Berlin (dpa)
Wer neben seinem Job einen Angehörigen pflegt, soll entlastet werden. Deshalb kann man eine berufliche Pause einlegen - eine Möglichkeit, die schon Zehntausende genutzt haben. Viel zu wenig, finden Kritiker.
Zur Pflege eines schwerkranken Angehörigen haben in den vergangenen beiden Jahren etwa 70 000 Arbeitnehmer eine berufliche Auszeit eingelegt. Das geht aus aktuellen Zahlen des Bundesfamilienministeriums hervor, die der Deutschen Presse-Agentur vorliegen.

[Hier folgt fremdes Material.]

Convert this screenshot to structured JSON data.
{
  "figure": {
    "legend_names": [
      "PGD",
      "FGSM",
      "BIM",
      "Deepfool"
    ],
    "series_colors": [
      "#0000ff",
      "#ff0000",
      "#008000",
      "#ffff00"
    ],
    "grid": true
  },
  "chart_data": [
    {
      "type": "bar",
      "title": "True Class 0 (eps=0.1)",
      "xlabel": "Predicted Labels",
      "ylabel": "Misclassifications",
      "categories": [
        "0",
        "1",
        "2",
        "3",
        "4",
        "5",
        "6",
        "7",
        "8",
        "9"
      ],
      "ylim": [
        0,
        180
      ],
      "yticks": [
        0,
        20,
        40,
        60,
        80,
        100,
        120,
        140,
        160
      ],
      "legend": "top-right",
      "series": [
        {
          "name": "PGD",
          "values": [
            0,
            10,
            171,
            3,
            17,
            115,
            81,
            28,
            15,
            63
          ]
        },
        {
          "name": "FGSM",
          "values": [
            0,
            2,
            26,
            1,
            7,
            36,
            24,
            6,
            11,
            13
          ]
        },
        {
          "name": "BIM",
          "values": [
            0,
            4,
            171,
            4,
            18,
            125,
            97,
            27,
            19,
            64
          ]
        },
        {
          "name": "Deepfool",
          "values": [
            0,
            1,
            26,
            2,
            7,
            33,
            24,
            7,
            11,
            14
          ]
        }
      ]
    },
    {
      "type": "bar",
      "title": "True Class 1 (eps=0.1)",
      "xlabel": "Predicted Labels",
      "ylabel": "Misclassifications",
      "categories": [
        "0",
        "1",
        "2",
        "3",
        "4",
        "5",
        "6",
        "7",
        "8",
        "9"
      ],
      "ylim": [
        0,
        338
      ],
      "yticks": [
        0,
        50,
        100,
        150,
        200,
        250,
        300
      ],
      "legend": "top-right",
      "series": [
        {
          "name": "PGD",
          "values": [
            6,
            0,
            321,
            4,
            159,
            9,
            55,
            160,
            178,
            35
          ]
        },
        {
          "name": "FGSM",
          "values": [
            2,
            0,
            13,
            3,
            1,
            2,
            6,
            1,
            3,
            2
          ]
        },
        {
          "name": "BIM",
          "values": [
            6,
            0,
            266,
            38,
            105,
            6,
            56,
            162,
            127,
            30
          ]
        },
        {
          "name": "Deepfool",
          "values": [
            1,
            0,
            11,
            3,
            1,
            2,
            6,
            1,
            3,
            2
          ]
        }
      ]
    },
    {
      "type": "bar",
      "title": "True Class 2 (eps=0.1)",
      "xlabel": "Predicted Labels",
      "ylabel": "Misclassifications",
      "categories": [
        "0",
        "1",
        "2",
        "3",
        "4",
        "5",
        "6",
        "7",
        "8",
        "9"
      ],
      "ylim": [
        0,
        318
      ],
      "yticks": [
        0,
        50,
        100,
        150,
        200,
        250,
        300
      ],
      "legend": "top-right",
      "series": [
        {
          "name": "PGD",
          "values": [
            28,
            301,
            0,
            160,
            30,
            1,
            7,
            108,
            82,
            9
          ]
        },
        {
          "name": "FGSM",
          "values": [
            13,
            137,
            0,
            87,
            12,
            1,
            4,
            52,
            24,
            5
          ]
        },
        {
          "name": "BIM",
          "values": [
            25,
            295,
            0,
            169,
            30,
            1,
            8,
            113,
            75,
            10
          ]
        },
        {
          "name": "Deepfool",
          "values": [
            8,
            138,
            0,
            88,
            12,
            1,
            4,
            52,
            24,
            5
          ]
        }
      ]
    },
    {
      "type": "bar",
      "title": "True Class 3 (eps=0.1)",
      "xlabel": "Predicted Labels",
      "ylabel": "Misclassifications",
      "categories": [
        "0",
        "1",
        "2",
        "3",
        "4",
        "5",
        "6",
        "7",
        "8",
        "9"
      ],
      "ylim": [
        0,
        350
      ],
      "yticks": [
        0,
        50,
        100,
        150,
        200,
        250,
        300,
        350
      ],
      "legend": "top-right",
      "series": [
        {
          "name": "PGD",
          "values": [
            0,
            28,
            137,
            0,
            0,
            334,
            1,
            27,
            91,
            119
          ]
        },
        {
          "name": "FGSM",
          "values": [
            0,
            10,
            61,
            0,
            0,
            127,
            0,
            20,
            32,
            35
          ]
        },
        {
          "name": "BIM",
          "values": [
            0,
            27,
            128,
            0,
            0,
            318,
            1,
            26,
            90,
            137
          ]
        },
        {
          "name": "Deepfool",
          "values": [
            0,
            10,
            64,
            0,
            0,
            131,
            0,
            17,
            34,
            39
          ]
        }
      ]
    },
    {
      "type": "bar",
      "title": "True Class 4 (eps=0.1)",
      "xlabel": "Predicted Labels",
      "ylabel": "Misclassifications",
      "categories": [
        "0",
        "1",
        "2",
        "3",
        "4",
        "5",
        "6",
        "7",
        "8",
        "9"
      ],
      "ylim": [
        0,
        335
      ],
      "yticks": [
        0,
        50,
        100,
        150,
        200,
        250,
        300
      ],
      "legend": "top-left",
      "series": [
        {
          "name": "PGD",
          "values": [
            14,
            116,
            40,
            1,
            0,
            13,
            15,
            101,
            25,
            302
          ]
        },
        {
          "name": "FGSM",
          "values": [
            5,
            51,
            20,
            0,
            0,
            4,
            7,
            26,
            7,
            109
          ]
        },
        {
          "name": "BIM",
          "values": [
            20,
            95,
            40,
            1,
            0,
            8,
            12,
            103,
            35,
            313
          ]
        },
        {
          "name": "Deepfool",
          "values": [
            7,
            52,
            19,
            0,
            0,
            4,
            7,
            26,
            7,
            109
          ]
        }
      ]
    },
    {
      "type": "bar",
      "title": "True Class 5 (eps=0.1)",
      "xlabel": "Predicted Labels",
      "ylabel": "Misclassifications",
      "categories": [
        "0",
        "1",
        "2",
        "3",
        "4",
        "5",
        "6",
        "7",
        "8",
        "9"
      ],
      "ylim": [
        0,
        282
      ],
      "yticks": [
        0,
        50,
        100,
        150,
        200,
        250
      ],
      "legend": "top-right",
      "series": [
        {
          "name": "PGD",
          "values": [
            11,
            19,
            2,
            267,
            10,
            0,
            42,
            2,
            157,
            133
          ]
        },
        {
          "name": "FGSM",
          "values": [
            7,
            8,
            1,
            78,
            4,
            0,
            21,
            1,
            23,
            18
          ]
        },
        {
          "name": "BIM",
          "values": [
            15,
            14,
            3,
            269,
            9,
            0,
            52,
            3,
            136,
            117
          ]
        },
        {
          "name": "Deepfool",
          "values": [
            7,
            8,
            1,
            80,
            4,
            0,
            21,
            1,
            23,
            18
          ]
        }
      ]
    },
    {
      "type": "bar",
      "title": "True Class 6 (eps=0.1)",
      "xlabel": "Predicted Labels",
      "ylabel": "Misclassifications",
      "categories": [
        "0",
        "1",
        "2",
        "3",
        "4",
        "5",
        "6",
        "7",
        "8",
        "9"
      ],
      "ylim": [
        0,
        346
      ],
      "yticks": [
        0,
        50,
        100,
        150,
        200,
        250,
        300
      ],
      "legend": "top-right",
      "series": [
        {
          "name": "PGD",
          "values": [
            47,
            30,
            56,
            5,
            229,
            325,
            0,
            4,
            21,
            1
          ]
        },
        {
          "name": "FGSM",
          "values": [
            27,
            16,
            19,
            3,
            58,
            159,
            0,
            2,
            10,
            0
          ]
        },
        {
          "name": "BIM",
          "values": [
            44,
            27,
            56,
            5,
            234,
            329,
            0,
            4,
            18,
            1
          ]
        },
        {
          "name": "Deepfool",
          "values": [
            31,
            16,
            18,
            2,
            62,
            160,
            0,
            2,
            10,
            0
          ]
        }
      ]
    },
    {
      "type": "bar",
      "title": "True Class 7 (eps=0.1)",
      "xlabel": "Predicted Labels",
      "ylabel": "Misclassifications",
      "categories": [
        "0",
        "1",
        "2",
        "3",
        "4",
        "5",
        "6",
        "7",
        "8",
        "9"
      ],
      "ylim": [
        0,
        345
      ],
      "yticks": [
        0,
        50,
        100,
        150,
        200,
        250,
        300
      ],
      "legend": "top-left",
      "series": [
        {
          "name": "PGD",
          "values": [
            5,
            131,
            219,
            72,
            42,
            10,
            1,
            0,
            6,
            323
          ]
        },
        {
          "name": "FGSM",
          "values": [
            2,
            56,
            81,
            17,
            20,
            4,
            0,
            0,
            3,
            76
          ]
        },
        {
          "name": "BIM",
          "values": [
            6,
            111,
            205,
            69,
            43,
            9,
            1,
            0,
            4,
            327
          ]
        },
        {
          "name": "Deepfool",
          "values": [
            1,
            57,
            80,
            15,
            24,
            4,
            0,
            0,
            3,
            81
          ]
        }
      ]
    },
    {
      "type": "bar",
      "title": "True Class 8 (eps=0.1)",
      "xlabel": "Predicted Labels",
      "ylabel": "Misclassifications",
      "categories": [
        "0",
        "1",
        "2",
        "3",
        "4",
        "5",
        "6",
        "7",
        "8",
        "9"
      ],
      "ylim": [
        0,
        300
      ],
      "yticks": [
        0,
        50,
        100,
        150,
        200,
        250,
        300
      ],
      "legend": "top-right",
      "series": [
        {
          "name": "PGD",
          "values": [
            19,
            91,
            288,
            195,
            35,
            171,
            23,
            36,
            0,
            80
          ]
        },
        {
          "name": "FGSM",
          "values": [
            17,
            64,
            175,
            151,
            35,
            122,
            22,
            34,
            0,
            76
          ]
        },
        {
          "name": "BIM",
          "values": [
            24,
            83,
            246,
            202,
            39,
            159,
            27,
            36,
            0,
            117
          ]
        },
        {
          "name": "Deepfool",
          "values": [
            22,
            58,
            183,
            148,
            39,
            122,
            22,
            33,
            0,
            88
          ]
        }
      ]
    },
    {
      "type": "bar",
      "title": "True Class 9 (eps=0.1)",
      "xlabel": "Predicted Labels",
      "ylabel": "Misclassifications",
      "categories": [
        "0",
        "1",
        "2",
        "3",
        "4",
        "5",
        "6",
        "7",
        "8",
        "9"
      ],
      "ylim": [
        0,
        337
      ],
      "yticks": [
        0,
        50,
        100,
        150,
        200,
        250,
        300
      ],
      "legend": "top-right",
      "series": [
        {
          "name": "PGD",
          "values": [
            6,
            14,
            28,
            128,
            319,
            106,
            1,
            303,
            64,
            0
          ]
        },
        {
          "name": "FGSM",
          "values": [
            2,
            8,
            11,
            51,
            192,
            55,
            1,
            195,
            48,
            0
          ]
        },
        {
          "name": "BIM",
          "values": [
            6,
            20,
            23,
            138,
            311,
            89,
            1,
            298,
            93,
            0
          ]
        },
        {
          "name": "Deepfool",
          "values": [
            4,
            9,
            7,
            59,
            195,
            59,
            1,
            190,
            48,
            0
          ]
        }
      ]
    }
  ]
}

Neben der Möglichkeit, ein halbes Jahr lang komplett aus dem Job auszusteigen, gibt es seit dem Vorjahr einen Rechtsanspruch auf die sogenannte Familienpflegezeit. Sie ermöglicht es Arbeitnehmern, ihre Arbeitszeit für 24 Monate auf 15 Wochenstunden zu reduzieren.
Knapp zwei Jahren nach Inkrafttreten dieser Reform liegen nun die ersten Ergebnisse vor. Nach einer Umfrage, die das Institut TNS Emnid im Auftrag des Ministeriums durchgeführt hat, nahmen seit der Reform Anfang 2015 mindestens 68 288 Beschäftigte die Möglichkeiten einer Freistellung in Anspruch.
Familienministerin Manuela Schwesig (SPD) zeigte sich äußerst zufrieden: „Die Neuregelungen zur Vereinbarkeit von Pflege und Beruf greifen“, erklärte die Sozialdemokratin. „Die Auszeiten werden erfreulicherweise mehr und mehr in Anspruch genommen.“
Eugen Brysch von der Deutschen Stiftung Patientenschutz sprach dagegen von „Augenwischerei“. Angesichts von insgesamt 360 000 pflegenden Berufstätigen sei die Zahl von 68 000 Auszeiten „desaströs“.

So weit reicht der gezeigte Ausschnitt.